While all these drone uses seem great, they’re still not things an ordinary person can do. There still needs to be more consumer-oriented activities that make it worth investing $1,000 or a couple hundred into a toy helicopter, depending on how fancy a model you get.

DJI, one of the largest drone companies, is trying to help solve that issue with its software developer kit, which allows any programmer to create software, which is how Edgybees is doing its work. “The Drone Prix app is one of the many great examples of how our [software developer kit] has opened doors to new creative possibilities and expanded developers’ ability to build exciting new custom applications,” Taehyun Moon, DJI’s director of brand management, said in a press release.

Journalists have also been on the forefront of making drones useful by creating courses that teach people of innovative ways to tell stories — of course, you have to register your drone first. Then there’s also filmmakers and artists who’ve used drones to capture award-winning movies.

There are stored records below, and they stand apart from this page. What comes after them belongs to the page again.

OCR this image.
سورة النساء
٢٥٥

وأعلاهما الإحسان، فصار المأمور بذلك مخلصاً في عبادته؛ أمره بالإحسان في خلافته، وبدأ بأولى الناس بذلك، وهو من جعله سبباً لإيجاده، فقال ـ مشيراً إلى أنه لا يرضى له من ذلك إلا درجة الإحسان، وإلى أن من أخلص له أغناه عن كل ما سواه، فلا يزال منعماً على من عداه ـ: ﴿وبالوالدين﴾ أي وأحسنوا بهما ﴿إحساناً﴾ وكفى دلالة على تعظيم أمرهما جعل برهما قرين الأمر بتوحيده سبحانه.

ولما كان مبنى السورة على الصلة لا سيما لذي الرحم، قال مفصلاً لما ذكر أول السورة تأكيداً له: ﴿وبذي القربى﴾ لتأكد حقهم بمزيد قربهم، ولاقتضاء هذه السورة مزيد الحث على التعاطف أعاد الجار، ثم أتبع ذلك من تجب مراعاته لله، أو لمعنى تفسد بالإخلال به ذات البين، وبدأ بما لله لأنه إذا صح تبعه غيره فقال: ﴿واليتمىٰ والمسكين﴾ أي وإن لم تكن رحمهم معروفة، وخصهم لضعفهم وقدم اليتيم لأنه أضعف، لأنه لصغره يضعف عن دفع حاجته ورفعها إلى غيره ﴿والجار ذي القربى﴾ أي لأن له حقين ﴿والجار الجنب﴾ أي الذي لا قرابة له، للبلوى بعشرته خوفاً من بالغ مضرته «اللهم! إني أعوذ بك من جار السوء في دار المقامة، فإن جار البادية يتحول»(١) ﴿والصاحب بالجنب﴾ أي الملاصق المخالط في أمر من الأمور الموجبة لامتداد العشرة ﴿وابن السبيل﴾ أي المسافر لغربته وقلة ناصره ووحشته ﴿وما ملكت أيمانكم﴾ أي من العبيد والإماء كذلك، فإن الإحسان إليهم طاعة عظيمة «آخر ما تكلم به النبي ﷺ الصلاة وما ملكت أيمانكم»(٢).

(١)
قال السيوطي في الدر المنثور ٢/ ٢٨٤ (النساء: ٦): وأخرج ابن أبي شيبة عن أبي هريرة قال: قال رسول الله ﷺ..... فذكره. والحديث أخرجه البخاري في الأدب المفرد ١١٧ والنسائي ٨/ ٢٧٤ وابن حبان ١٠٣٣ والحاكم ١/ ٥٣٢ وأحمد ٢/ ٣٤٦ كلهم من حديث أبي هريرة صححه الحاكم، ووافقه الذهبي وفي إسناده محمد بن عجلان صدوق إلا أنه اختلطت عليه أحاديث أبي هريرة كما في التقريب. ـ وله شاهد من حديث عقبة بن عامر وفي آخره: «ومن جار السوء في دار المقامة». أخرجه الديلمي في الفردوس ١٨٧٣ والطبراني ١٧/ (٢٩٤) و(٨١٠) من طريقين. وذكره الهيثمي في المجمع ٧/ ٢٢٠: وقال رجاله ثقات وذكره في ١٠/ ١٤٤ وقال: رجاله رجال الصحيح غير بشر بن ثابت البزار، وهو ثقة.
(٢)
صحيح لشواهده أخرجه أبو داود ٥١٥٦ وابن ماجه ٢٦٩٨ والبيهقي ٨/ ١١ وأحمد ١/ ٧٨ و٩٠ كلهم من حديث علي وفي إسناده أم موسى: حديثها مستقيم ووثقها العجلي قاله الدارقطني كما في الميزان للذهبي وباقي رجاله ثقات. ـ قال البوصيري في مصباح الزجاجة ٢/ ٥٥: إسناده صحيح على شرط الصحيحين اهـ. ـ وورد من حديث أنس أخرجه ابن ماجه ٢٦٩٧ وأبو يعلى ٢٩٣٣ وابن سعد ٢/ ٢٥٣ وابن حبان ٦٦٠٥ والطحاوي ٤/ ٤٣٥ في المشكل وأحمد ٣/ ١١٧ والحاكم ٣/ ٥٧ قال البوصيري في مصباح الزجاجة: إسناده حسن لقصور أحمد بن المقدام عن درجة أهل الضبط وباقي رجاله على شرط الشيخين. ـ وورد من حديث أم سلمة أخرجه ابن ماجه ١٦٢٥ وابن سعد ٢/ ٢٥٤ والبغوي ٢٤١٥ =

Kaplan said that although there’s not much to do with drones at the moment, “Drone Prix” will definitely pave the way for other drone applications to get developed and entice people to buy a drone.

“Obviously the best responses come from people who have spent lots of money on a DJI drone and have really been waiting for someone to come up with something fun to use it for,” Kaplan said. “Many people are saying to us, ‘What took you so long?’ And some non-drone owners feel they have a reason now to justify buying a drone.”